The extreme risk protection order could be in force for up to one year. An individual could appeal to get firearms back once during that time, and the petitioners could also ask for an extension of the protection order.
In an attempt to prevent abuse of the measure, I-1491 also makes it a gross misdemeanor to file an extreme risk protection order falsely, or for the purpose of harassing someone.
I-1491 began as a bill before the Legislature, where lawmakers generally fear the controversy of advancing almost any kind of gun legislation.
House Bill 2461 never got a committee vote in the 2016 legislative session, much less a vote before the Democrat-controlled House or the Republican-controlled Senate.
A legislative analysis projected that about 870 extreme risk protection orders would be issued annually.
A recent study by gun-safety advocates on a similar law in Connecticut estimated it likely saved lives by keeping firearms away from people who would have used them in suicides.
But gun-rights supporters contend the language in I-1491 is too broad and could be abused by someone wanting to unfairly deprive another person of his or her right to have a gun.
The National Rifle Association, which didn’t respond to requests for comment for this story, last month posted its arguments against I-1491 online.
It contended the initiative would allow courts to make subjective decisions on the fundamental rights of gun owners and argued that language defining who can file such a protection order was too broad. In the initiative text, “ ‘Household member’ is vaguely defined as to even allow roommates from a year ago to petition to remove your Second Amendment rights when they don’t even live with you anymore,” the NRA said.

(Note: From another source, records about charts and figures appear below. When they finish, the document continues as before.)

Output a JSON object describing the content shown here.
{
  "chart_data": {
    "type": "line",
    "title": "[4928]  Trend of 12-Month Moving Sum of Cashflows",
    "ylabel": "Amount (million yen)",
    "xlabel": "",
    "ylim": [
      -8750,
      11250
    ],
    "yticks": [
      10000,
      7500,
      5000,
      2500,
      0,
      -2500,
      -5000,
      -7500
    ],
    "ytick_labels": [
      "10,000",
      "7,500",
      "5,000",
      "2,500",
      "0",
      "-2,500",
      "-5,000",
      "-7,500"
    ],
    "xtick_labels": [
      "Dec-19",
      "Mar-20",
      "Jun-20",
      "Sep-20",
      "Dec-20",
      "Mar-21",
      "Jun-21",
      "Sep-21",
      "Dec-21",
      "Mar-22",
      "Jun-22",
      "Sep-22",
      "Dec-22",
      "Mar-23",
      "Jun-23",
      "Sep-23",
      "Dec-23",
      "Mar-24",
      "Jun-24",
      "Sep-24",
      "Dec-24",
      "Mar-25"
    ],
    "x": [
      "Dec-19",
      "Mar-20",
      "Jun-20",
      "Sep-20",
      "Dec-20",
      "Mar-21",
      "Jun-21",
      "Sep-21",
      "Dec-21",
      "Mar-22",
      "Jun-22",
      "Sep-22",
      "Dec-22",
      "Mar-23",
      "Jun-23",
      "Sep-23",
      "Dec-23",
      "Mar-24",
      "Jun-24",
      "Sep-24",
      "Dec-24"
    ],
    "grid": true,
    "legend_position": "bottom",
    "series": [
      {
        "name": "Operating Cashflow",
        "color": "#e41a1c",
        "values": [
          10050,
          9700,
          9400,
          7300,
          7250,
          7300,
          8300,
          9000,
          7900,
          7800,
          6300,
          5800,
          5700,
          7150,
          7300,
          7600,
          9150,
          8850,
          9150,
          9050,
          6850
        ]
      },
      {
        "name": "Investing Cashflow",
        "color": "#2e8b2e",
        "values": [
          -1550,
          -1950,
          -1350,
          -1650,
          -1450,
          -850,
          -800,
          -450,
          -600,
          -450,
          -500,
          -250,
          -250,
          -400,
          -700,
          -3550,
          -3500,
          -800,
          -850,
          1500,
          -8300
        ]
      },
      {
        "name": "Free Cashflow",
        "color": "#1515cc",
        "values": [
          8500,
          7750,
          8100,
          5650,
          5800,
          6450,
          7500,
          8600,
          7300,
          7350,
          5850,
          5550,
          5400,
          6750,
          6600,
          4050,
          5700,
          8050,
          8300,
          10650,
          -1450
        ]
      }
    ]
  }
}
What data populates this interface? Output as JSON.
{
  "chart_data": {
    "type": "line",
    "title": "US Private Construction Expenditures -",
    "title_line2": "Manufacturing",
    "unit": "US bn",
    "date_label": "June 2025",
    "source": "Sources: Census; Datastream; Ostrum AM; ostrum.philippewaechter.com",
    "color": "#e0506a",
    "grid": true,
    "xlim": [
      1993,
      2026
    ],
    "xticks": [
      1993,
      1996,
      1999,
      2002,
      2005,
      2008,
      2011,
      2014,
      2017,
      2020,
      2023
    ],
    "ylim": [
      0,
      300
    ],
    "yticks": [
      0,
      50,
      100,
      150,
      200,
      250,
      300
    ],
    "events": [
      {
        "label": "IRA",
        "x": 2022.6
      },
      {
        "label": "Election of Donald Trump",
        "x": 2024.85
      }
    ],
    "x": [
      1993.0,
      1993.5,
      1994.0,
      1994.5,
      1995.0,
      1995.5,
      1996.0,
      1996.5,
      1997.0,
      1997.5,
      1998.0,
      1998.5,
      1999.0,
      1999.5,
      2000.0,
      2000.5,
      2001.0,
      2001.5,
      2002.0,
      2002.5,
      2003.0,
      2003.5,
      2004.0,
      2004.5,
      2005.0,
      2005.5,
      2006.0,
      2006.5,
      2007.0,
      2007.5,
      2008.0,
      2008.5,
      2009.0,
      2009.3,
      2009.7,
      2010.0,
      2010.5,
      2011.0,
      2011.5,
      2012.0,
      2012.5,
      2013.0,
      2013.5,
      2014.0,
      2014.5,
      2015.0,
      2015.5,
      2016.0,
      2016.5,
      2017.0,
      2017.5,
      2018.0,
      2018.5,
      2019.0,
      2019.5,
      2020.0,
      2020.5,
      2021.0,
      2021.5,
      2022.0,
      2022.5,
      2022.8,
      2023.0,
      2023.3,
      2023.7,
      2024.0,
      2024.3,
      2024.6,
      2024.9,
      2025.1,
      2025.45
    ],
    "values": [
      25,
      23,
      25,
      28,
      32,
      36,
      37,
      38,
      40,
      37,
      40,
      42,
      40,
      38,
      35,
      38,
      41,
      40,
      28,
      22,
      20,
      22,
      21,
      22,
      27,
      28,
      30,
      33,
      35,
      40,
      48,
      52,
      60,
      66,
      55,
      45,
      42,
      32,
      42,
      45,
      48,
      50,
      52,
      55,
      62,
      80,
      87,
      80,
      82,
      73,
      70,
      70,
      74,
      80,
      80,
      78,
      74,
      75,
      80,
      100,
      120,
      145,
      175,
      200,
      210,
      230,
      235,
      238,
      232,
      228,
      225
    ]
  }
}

It also criticized the part of the initiative allowing weapons to be taken before a hearing is held, arguing that, “A person’s rights disappear merely on the say-so of someone else.”
Paul Melanson, police chief of Farmington, Connecticut, a state that recently enacted a law that in some instances requires a person to hand over firearms without first getting a hearing, acknowledged those concerns.
But, “our hope is that they (the courts) would be able to sort that out and ferret that out, rather quickly,” Melanson said.